Dating back to the 1100s, Stave Churches have become an important piece of Norway's old and fascinating history. It's believed that there was built close to 2000 Stave Churches in Norway during the Medieval era but only 28 remain today, most of whom are built between 1150 and 1350. In fact, Norway is home to most surviving Stave Churches besides those built in the 1500s at Hedared, Sweden and one that was relocated from Norway to Germany in 1842.
If you're planning a visit to Norway and you're interested in experiencing some of its history, then visiting at least one of these majestic churches is something you must do.
What is a Stave Church?
A Stave Church is an old traditional Christian church once common in north-western Europe. The churches are built with wood and the construction is made out of poles. When looking at the buildings you can also notice how the Norwegians had a tradition of using wood in their art, as the churches are beautifully decorated with various patterns and symbols. These symbols are a mix of both Viking and Christian symbolism.
Let's look at Norway's most known and iconic Stave Churches that are well worth a visit:
The Hopperstad Stave Church is reckoned to be among the oldest remaining Stave Churches and is believed to date back to 1140. After 700 years, the church was no longer in use, the exterior was stripped and it was in an extremely poor shape. In 1880 it was bought by The Society for the Preservation of Norwegian Ancient Urnes. However, it was the great effort of Peter Andreas Blix, a Norwegian architect, that would make the Stave Church shine once again. Blix restored the church to what he believed it originally looked. During the restoration it was discovered carved sections under the floor, which indicates that the church replaced an older one, probably dating back to the later half of the 11th century.

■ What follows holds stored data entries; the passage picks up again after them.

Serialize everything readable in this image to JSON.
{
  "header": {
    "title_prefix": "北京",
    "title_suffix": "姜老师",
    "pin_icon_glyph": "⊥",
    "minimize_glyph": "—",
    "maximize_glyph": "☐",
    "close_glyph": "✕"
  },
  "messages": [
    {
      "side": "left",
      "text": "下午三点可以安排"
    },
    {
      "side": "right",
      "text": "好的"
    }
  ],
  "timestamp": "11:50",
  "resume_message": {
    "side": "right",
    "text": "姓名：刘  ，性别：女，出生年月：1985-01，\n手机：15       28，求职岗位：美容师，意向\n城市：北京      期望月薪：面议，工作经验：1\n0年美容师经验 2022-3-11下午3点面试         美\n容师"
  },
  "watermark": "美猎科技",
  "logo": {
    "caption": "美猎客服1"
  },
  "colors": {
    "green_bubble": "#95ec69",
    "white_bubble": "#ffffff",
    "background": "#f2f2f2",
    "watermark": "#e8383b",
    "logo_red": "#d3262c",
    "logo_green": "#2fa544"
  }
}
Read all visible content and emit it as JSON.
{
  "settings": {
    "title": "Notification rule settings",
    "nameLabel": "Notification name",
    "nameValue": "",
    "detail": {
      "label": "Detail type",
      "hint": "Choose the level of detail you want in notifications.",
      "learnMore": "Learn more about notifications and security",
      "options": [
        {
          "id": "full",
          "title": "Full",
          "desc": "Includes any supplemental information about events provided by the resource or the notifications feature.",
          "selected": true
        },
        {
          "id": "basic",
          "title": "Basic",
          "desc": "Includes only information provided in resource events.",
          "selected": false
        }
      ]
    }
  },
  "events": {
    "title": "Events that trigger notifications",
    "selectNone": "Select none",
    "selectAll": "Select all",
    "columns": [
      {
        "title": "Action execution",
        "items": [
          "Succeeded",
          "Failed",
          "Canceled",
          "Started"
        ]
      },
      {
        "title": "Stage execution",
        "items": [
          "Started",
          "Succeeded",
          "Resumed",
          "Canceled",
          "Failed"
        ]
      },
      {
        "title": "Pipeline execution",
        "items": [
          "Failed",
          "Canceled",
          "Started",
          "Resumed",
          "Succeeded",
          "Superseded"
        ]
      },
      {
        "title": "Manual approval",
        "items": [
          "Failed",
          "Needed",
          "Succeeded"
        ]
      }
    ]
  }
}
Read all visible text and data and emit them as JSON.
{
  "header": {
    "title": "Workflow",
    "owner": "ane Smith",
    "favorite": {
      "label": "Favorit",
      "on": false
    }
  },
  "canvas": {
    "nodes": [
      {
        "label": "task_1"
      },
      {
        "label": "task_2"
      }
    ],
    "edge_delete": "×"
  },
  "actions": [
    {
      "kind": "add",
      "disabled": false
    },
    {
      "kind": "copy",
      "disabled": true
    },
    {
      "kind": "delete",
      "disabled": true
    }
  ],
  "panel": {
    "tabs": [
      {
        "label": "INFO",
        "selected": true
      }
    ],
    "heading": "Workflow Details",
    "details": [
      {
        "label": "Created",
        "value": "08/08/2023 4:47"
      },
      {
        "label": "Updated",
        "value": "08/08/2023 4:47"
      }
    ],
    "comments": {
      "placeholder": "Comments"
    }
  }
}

Kaupanger Stave Church is the largest in the Sogn region. Its name indicates that it's been a trading place here (kaup means trade in old Norwegian).
The church has a total of 22 staves (poles) where there's 8 on the longer sides and 3 on the shorter. This is the highest amount of staves found in any Stave Church.
There have been several restorations of the Stave Church whereof the latest was in 1960. During this restoration, its exterior was built to match its appearance in the 1700s. These restorations have revealed that there were two churches here prior to the one we expect to date back to 1130. The second church was found as a layer of ash and it was beneath this ash they found a coin minted in 1130, which indicates when the new church was built.
Borgund Stave Church is the best preserved Stave Church of all the 28 still remaining in Norway. The church located in the municipality of Lærdal in Sogn og Fjordane is also among the most photographed and visited. Unlike the Kaupanger Stave Church, it is no longer used for church functions but it's now solely used as a museum.
It was built around 1180 and, similar to most other, it has been restored multiple times since that time. The Stave Church is located nearby the iconic Kings Road and Vindhellavegen which was named one of the most beautiful roads of 2014.
While it's not as old as many of the other Stave Churches mentioned in this article, Eidsborg Stave Church is no less beautiful. It is believed to be built between 1250 and 1270 and just like Borgund, it's among the best preserved of the 28 remaining Stave Churches.
The Stave Church in Heddal, just outside of Notodden, is the largest in Norway and was built during the early 13th century. It's still in use and there are regularly weddings held here during summer months (hence it might be closed during Saturdays and Sundays).
Heddal Stave Church has four carved entrance portals and is constructed around 12 large and six smaller pine support pillars. After the reformation, the church was in particularly poor shape and went through a restoration during the period of 1849-1851. However, the restorers lacked the skills and knowledge required and it went through another restoration in the 1960s.
Particularly beautiful is the rose painting from 1668 on the walls.
These churches are part of our history and even though only 28 remain, most of them are well maintained so our future generations can enjoy their beauty as well.